Mobilizadores COEP ? O que são a pastagem ecológica e o sistema de agrofloresta?
R. As duas técnicas dispensam totalmente o uso do fogo. A pastagem ecológica é um manejo que utiliza técnicas do sistema Voisin (divisão da área em vários piquetes). Já o sistema de agrofloresta envolve o plantio de arvores com o objetivo de restaurar a floresta com técnicas de sucessão natural. A técnica foi implementada no Brasil pelo suíço Ernst Götsch, que a desenvolveu em sua fazenda na Bahia.
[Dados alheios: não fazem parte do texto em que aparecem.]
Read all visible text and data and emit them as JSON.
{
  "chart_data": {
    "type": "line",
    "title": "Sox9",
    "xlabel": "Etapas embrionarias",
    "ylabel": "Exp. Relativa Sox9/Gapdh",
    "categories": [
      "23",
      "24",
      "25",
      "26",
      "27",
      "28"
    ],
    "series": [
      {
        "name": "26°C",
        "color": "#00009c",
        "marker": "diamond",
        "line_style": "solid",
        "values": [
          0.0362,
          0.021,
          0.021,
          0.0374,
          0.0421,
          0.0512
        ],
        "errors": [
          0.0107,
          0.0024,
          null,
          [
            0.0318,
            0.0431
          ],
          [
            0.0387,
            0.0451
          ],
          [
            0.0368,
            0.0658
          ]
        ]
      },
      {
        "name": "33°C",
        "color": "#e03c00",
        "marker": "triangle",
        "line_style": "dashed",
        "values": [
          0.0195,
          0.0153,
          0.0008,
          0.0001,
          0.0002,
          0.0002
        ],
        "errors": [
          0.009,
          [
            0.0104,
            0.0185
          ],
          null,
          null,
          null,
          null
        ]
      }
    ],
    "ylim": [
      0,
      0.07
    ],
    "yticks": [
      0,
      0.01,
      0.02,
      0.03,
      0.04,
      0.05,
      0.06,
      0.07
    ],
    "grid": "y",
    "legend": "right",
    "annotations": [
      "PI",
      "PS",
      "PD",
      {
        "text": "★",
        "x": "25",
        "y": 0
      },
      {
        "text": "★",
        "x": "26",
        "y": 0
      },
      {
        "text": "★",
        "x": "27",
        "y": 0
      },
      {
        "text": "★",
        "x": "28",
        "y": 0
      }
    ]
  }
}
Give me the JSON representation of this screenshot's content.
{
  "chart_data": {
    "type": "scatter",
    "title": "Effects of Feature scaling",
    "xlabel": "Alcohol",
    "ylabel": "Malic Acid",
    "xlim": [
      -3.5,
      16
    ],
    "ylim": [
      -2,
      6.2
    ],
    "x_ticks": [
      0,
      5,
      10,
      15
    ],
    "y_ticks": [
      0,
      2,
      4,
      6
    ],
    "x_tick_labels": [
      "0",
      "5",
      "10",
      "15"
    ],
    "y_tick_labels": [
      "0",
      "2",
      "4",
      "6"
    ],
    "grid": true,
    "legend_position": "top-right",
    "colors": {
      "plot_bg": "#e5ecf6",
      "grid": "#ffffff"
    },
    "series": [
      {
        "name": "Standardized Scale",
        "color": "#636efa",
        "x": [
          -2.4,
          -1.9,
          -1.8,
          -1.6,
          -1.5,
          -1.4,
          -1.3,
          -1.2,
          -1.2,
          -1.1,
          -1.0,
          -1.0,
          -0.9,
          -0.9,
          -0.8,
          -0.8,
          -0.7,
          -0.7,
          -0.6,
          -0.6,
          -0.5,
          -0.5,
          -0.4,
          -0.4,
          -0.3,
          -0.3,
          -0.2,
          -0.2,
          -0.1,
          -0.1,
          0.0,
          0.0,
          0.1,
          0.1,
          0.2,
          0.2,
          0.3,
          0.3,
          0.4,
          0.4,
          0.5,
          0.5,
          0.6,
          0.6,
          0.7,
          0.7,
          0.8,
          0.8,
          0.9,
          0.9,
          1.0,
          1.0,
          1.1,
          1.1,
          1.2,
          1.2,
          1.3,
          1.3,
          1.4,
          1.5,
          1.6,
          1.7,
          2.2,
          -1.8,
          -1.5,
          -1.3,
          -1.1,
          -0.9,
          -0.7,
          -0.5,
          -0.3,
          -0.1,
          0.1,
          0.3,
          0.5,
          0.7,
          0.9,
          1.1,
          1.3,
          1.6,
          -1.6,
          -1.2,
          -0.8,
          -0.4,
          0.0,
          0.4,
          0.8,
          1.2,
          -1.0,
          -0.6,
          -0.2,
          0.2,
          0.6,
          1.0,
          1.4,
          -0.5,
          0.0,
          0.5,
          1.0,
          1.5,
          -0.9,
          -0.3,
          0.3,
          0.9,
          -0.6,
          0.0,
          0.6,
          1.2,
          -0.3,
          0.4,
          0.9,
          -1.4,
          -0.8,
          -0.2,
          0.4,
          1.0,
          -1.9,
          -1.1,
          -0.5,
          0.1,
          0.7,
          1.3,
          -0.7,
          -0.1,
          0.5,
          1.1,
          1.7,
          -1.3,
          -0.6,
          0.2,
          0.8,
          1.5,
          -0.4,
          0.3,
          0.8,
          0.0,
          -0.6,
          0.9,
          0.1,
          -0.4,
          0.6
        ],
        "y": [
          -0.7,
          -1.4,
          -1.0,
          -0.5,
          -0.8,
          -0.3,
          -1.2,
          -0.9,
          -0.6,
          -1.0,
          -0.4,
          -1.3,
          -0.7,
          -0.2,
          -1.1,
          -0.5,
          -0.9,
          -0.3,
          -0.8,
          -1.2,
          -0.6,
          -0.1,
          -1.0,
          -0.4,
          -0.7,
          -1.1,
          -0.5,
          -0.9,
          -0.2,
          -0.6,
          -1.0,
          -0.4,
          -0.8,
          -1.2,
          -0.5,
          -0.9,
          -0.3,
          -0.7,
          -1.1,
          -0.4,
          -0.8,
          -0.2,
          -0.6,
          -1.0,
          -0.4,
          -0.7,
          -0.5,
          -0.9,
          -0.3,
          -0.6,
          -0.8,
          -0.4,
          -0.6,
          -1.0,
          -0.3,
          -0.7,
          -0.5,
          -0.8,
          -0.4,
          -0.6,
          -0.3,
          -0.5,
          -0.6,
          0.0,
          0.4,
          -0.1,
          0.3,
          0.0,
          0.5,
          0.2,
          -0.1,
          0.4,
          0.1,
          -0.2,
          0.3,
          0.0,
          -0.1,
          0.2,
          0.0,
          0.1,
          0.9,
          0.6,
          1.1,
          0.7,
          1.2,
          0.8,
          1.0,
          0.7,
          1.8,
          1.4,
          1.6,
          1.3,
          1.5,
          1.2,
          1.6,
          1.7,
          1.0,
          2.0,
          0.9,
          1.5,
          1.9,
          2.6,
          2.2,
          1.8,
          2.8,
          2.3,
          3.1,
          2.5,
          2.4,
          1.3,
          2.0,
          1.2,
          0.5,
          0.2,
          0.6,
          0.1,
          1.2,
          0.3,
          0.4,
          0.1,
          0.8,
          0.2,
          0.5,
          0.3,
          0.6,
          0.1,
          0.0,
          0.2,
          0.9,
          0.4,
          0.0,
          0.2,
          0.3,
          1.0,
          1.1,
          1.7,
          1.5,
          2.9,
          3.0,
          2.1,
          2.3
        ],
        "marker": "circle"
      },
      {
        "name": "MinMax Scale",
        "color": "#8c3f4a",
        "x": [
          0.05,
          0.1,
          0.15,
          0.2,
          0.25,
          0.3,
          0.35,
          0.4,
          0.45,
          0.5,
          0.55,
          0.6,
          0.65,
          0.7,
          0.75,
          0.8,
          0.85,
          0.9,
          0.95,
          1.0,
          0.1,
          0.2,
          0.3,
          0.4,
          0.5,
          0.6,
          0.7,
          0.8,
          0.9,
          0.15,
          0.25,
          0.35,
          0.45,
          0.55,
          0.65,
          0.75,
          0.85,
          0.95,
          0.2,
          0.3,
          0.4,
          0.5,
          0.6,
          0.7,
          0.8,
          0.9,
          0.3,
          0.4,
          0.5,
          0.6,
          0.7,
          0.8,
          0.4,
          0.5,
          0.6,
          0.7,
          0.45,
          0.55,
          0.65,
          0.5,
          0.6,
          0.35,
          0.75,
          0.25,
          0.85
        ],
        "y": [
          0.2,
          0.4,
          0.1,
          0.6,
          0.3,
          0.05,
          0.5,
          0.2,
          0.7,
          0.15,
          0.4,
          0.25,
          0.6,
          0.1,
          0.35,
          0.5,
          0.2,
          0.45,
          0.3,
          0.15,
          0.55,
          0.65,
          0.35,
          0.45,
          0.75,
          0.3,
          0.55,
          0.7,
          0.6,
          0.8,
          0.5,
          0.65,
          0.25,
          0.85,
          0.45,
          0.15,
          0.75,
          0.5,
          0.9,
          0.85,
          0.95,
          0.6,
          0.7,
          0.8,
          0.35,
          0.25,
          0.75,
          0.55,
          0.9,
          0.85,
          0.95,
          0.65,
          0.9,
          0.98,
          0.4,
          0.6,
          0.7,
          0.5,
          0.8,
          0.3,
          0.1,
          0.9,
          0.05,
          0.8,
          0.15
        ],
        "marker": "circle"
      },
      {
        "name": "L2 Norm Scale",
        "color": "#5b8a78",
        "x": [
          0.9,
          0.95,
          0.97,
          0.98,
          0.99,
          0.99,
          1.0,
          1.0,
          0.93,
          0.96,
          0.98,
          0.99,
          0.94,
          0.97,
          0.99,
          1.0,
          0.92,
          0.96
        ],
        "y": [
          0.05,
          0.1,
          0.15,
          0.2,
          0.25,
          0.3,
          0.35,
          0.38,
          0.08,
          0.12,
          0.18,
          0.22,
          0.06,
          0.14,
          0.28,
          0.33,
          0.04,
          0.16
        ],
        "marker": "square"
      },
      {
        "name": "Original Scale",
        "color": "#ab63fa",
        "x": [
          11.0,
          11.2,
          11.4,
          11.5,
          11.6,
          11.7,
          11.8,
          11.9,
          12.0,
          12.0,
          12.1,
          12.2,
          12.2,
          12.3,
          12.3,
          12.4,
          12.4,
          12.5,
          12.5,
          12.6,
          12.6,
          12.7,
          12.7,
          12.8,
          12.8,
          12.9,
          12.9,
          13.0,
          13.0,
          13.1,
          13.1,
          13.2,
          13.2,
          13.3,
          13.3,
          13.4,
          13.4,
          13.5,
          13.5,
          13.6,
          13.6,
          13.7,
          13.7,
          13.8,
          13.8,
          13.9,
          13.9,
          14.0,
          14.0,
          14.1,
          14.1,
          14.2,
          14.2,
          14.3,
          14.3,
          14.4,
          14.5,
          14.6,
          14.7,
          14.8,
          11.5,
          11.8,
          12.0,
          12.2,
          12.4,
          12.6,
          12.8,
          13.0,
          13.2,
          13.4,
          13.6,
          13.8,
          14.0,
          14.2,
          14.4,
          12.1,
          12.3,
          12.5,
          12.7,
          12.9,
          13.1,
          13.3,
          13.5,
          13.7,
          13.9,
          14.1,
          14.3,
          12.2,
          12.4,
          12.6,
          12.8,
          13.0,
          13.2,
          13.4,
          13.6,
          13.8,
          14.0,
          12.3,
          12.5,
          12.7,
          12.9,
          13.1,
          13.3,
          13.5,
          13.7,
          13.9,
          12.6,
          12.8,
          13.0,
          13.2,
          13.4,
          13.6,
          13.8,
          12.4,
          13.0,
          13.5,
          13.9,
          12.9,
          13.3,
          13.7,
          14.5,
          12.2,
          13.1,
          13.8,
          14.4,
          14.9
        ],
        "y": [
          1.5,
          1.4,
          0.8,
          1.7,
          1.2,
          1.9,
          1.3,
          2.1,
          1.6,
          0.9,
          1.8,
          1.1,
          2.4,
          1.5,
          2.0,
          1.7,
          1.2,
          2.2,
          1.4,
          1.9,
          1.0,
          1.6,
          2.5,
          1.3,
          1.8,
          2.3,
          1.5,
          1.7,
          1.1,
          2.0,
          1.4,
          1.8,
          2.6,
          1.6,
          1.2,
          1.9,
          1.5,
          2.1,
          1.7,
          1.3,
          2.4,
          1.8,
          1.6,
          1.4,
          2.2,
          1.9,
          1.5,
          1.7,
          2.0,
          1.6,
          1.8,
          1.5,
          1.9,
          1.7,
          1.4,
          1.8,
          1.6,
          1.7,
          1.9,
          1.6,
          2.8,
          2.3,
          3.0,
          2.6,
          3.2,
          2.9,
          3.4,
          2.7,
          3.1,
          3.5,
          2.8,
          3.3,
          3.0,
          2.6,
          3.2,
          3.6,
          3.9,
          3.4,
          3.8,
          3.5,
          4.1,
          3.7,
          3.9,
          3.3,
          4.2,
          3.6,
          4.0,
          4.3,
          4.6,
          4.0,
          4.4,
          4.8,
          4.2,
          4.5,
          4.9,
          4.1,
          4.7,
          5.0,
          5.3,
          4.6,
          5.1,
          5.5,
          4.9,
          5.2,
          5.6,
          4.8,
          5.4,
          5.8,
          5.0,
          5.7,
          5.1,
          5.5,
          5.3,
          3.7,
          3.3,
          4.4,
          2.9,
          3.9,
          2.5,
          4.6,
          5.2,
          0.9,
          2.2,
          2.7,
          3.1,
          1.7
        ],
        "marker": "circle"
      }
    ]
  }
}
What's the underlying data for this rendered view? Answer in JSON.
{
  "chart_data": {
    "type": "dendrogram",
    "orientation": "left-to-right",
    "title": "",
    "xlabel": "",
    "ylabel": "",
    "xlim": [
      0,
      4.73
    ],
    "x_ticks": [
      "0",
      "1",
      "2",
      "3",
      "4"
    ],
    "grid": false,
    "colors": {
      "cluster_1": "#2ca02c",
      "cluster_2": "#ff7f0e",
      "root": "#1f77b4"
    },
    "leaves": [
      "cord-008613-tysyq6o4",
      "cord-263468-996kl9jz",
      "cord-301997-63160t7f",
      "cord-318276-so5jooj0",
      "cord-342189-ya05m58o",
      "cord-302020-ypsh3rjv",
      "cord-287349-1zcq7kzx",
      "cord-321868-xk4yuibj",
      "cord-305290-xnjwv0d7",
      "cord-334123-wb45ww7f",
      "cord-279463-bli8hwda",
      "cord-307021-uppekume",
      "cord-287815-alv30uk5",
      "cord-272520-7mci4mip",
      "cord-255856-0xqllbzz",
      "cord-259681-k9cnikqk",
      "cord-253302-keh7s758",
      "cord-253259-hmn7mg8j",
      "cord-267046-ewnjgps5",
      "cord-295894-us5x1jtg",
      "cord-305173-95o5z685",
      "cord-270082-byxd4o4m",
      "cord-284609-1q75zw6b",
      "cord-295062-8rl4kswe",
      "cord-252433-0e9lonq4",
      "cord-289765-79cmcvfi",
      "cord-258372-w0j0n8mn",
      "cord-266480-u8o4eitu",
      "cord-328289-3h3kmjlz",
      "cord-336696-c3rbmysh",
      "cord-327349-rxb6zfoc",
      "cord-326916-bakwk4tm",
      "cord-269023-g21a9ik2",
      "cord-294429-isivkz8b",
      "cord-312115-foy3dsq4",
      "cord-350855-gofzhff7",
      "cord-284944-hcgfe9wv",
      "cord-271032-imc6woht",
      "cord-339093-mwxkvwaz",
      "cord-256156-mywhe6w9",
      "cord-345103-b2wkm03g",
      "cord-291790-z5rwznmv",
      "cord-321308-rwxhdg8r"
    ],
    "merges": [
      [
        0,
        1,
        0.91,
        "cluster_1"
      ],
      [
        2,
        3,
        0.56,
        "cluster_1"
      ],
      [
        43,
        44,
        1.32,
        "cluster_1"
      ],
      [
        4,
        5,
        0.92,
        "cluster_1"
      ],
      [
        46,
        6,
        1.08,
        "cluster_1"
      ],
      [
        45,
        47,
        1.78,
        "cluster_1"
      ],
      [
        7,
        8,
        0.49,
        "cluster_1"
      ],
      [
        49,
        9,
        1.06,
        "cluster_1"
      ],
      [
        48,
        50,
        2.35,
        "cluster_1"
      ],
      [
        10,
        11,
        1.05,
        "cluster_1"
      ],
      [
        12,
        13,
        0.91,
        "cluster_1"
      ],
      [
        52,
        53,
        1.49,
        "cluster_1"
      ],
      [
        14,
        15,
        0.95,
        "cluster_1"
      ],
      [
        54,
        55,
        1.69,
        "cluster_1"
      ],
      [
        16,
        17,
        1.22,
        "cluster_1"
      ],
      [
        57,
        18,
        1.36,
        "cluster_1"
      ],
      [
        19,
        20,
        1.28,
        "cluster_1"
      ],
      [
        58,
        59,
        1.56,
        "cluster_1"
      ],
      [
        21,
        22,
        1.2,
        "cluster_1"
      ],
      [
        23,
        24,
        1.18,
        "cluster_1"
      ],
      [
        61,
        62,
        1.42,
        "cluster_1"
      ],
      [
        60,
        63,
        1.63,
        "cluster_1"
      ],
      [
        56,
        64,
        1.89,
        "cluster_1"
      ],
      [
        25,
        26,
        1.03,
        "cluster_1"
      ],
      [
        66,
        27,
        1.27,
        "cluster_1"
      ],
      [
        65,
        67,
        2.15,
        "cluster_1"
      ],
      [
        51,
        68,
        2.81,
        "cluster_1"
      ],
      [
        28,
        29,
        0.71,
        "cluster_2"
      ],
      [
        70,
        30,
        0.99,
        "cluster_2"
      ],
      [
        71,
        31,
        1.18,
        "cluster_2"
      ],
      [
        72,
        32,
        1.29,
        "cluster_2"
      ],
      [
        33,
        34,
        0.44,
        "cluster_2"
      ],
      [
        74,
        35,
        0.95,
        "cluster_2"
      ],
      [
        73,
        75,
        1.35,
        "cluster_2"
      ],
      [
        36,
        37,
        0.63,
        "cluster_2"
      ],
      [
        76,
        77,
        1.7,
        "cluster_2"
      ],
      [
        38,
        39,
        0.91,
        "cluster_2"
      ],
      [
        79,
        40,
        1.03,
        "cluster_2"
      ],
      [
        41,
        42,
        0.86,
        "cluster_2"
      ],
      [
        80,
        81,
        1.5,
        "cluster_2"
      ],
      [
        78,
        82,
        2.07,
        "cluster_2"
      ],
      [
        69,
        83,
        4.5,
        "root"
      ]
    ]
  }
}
Esses dois sistemas foram escolhidos por serem uma alternativa que tem a ver com a realidade local: pecuária leiteira com pastos bem degradados e agricultura familiar; que geralmente conta com poucos recursos financeiros. Essas técnicas não permitem o uso do fogo e dado sua concepção e a característica de recuperação de áreas degradadas, aumentam a possibilidade de lucro com poucos investimentos. Além disso, podem ser implantados em qualquer estágio da pastagem e apresentam resultados bem rápidos. Trazem também aos produtores novas concepções de conservação e valorização dos recursos naturais, além de propiciar o reflorestamento das áreas através de uma técnica bem simples e de fácil implementação.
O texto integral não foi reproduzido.